The last male northern white rhino has died – here’s why it matters to you

22 March 2018

Animal Voices

The species now faces imminent extinction, but unless the world wakes up, other species will follow and we don’t yet know the full consequences of their loss.

By Animals Asia Animal Welfare Director Dave Neale

It was from a conservation centre in Kenya that the death of a single animal sent reverberations round the world.

Sudan was a 45-year-old northern white rhino – the final male of his subspecies in existence on the earth. With him dies millions of years of unique evolutionary biology which will never be repeated.

Rhino's are in fact a keystone species within the environment. One on which the environment and many thousands of other species depend for their own survival.

The Rhino helps to maintain the grasslands by eating certain types of grass which opens up the environment for other species to grow which are preferred by other species. Gazelles and antelopes directly benefit from this activity.

Without the rhino these other grasses would be outcompeted and so other grazers would have less food and of course they add valuable nutrients back into the environment via their dung which are likely to sustain many species of insects as well as benefiting the environment through their breakdown.

There is so much we don’t know about the delicate balance of the earth’s ecosystems and a great many of the consequences of the rhino’s disappearance cannot be predicted. But we do know that the extinction of this rhino species has changed the environment forever.

This extinction event wasn’t a matter of climate change or a natural disaster, it was a man-made tragedy – they were hunted to extinction.

With demand for rhino horn surging in China and Vietnam as an ingredient in traditional medicine, poachers and dealers were incentivised to kill.

This was murder for money, not for entertainment. And if there was no demand for the product, there would be no money in such senseless killing.

I believe this is not a problem just for Kenya where the rhinos died, or for Vietnam and China where the products eventually ended up. This is a problem for the whole world.

The white rhino didn’t “belong” to Kenya, just as much as the moon bear doesn’t belong to any single country in Asia.

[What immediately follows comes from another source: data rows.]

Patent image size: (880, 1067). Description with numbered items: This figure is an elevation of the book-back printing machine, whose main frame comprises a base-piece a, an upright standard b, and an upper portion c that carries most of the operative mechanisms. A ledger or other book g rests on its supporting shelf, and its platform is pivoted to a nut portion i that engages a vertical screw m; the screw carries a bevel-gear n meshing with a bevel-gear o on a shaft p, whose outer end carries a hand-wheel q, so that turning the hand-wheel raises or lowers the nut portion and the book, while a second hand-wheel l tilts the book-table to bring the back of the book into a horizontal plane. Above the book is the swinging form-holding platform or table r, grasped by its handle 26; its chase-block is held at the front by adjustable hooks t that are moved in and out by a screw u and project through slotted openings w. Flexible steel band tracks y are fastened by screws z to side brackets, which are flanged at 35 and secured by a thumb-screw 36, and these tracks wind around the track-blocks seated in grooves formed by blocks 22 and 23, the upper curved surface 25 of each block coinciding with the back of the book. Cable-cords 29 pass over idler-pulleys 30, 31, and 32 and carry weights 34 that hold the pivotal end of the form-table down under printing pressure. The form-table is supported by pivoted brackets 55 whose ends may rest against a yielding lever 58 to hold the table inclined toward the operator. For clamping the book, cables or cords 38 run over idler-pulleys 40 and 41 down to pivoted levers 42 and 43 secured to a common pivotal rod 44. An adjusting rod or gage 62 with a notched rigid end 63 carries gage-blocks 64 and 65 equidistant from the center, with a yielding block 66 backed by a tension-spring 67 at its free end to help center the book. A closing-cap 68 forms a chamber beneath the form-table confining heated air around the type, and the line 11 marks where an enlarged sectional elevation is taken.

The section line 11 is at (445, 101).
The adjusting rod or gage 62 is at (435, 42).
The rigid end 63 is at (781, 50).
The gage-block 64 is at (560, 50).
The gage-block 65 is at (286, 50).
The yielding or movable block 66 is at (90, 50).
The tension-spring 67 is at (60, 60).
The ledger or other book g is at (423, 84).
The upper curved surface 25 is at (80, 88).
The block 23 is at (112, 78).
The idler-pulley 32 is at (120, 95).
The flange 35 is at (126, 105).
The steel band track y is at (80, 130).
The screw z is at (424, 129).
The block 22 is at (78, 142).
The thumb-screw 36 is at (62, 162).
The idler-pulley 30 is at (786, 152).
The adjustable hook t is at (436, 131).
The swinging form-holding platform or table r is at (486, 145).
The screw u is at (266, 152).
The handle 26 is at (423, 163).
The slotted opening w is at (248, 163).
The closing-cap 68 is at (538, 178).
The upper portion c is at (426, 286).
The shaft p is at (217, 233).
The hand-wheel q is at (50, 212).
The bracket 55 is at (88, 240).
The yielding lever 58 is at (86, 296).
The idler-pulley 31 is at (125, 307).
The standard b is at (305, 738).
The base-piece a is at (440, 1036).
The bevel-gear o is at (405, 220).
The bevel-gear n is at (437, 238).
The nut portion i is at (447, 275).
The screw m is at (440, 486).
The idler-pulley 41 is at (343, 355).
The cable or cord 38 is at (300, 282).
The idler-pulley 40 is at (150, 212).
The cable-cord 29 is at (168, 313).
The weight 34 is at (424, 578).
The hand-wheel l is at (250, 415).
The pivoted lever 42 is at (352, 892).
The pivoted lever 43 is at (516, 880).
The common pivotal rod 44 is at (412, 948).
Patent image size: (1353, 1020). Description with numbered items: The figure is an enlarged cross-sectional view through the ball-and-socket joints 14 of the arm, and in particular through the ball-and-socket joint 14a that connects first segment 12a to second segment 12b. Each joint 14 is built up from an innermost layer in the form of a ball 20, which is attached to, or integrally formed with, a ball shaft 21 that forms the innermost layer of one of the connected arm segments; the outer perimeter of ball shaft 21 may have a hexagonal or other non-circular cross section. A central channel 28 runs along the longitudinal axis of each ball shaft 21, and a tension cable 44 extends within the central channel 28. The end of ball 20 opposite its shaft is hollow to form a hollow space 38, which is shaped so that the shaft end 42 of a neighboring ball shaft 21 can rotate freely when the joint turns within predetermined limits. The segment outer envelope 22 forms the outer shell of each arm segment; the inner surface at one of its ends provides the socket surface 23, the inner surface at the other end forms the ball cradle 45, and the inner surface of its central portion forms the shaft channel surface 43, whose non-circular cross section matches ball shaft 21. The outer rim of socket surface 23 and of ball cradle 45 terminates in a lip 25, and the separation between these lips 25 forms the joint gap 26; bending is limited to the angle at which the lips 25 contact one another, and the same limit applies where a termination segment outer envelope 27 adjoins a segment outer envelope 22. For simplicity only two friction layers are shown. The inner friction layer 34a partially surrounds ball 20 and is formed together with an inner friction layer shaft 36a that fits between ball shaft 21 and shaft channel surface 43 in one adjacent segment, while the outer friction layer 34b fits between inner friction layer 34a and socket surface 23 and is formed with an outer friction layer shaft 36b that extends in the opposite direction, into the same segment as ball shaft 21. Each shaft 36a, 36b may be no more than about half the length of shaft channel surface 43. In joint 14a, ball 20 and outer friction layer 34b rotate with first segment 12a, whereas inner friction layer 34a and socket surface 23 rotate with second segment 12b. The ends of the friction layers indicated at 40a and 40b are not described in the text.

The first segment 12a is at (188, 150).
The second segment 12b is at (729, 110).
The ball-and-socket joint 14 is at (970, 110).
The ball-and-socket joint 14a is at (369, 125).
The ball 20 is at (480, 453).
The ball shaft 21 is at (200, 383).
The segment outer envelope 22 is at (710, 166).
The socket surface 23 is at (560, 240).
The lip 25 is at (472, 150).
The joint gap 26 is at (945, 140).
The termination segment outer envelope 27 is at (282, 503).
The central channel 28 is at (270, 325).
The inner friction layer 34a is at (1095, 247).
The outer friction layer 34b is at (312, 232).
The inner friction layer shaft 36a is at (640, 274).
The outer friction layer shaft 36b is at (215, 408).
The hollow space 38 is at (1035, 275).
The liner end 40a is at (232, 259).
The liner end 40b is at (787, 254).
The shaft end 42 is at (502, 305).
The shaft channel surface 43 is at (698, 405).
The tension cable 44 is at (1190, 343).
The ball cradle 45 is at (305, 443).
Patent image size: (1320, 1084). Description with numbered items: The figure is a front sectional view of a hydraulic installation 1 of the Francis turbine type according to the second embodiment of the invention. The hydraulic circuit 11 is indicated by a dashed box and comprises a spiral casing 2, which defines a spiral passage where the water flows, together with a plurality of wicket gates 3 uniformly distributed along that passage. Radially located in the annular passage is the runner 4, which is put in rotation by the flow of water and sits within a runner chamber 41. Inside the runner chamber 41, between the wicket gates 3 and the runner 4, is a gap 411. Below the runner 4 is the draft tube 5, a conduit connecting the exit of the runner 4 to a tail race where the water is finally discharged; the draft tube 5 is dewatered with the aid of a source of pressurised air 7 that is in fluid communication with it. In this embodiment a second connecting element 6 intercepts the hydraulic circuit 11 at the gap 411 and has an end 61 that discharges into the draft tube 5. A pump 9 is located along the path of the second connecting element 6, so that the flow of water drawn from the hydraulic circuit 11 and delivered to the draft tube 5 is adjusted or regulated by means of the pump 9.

They are species which evolved uniquely over millions of years and human activity has artificially ended that process. The entire world is poorer for the loss.

Welfare and conservation are linked

Animals Asia is a welfare charity, not a conservation charity, but our work naturally ties in with conservation.

For example, research shows that moon bears are increasingly endangered all across their range due to bear bile farming. Unless the industry is stopped, moon bears will become extinct in the wild.

In fact, in countries such as Vietnam moon bear populations are so depleted that they may well be unviable already.

Bear languished in cage at Cau Trang bear farm

It cannot be denied any longer that the bile farming industry – far from preserving wild populations from poachers – has absolutely decimated them.

And if the species does become extinct in the wild, then just like the demise of the northern white rhino, it will be a tragedy for the whole world.

Raising awareness is vital. As long as demand for certain wild animal parts exist, then that species will be in danger – no matter what the law says.

Wilfred in cage, China 2008

This is why Animals Asia is constantly raising awareness of bear bile farming in Vietnam and China – teaching young people about the cruelty of the industry and working with traditional medicine practitioners to provide herbal alternatives for the elderly.

The time to save the northern white rhino wasn’t in the days before Sudan’s death. It was many years, perhaps decades before when the scale of poaching first became apparent.

We can’t wait to save the moon bear. The world has to start caring now. Today. We have to fund work to rescue bears from farms, raise awareness among consumers and lobby governments to follow Vietnam’s lead and announce plans to completely end the industry.